High-Precision Simulations of the Parity Conserving Directed Percolation Universality Class in 1+1 Dimensions
Authors
Peter Grassberger
Abstract
Next to the directed percolation (DP) universality class, parity conserving directed percolation (pcDP; also called parity conserving branching annihilating random walks, pcBARW) is the second-most important model with an absorbing state transition. Its distinction from ordinary DP is that particle number is conserved modulo 2, which implies that there are two distinct sectors in systems with a finite initial number of particles: Realizations with even and odd particle numbers show different scaling behaviors, and systems in the odd sector cannot die. An intriguing feature of pcDP it is that some of its critical exponents seem to be very simple rational numbers. The most prominent is the one describing the average number of particles (or active sites) in the even sector, which is asymptotically constant.

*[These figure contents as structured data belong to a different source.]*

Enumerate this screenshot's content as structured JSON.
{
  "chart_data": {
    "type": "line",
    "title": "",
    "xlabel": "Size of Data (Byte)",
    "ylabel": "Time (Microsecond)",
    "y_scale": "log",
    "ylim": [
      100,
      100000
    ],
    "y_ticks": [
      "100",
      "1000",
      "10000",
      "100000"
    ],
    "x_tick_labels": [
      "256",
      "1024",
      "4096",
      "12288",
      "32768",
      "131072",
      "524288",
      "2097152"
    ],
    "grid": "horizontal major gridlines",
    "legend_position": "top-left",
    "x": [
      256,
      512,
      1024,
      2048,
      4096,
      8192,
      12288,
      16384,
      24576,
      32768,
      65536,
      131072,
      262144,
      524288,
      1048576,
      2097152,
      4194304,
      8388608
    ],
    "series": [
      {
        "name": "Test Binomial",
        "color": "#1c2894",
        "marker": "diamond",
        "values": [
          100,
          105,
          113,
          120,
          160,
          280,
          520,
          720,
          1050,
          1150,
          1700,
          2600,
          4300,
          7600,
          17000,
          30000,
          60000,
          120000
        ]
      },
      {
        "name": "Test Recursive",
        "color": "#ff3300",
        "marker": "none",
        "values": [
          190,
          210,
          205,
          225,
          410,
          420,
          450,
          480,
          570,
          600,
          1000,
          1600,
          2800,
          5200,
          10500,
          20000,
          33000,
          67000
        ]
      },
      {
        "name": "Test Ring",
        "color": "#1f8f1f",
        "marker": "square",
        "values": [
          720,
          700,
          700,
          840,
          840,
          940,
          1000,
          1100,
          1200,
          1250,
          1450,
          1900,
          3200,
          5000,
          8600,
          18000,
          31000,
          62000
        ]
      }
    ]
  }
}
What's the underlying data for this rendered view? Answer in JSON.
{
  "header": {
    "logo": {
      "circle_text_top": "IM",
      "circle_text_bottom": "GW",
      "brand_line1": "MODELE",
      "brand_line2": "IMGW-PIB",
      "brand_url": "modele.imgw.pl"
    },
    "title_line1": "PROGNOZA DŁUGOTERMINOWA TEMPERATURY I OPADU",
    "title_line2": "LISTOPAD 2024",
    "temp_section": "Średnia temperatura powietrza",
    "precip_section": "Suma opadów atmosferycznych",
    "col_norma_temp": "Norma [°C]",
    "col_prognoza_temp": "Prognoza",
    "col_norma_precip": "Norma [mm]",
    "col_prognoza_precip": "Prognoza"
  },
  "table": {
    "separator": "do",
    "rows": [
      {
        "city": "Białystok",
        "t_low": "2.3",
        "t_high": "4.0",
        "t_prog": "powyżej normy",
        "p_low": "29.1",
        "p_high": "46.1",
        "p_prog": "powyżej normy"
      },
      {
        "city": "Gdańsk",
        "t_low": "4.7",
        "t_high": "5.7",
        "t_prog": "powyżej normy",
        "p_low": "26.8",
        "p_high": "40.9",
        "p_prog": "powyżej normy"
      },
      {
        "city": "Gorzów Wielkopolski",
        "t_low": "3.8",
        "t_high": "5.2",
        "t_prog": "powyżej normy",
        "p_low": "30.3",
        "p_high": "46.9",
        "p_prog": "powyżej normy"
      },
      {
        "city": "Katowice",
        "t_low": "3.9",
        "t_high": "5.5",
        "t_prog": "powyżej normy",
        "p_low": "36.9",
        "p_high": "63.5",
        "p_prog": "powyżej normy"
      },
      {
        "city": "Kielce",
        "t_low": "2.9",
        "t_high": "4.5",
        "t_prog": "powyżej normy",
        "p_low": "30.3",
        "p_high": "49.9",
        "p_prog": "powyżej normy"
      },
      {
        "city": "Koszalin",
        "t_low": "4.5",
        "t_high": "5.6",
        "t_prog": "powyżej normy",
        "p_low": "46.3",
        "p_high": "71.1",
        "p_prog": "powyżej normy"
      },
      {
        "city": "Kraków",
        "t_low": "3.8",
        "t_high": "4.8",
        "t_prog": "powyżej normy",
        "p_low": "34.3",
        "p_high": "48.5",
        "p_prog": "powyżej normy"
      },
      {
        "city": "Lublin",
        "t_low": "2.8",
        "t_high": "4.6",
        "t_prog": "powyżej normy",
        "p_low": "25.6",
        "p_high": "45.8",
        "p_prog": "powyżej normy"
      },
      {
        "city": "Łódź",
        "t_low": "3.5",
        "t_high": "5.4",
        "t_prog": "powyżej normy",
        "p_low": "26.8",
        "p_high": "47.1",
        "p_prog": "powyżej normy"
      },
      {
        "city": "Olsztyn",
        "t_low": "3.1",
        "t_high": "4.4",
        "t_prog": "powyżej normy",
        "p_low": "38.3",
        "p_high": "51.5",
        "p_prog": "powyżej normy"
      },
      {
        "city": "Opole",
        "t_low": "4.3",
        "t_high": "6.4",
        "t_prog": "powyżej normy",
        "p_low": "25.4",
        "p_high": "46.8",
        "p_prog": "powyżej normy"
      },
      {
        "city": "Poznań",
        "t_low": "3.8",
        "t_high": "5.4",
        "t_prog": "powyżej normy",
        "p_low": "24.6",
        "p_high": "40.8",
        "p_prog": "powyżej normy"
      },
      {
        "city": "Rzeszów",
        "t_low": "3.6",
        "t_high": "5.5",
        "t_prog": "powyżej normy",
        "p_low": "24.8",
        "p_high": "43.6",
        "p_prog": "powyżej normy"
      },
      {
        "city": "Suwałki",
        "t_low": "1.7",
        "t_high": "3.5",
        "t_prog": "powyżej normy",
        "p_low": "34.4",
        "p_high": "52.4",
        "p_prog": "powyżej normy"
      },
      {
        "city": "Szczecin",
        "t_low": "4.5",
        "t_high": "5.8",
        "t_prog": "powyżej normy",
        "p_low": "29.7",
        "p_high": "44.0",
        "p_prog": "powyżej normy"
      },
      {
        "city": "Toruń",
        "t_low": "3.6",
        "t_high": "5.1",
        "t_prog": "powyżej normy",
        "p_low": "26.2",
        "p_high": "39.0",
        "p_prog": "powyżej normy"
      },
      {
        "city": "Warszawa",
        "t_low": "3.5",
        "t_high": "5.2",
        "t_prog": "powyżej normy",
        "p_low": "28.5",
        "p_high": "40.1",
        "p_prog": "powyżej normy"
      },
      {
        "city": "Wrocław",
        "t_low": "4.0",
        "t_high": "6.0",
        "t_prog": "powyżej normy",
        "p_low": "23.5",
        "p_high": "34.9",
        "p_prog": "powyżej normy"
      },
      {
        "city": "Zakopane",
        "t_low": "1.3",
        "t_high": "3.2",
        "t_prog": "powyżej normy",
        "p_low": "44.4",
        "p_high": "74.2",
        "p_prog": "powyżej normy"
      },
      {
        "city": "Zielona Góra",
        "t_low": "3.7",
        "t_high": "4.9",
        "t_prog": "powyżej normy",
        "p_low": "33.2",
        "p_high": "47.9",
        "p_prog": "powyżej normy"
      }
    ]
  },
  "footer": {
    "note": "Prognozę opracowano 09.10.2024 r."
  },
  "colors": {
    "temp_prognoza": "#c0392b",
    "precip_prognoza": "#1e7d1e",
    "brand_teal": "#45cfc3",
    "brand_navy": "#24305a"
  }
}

In contrast, the dynamical critical exponent (which is the same in both sectors) seems not close to any simple rational. Finally, the order parameter exponent $β$ (which is also the same in both sectors) is, according to the most precise previous simulations, rather close to 1, but incompatible with it. We present high statistics simulations which clarify this situation, and which indicate several other intriguing properties of pcPD clusters. In particular, we find that all exponents which were close to rationals are even closer, and $β= 1.000$ with the error in the next digit.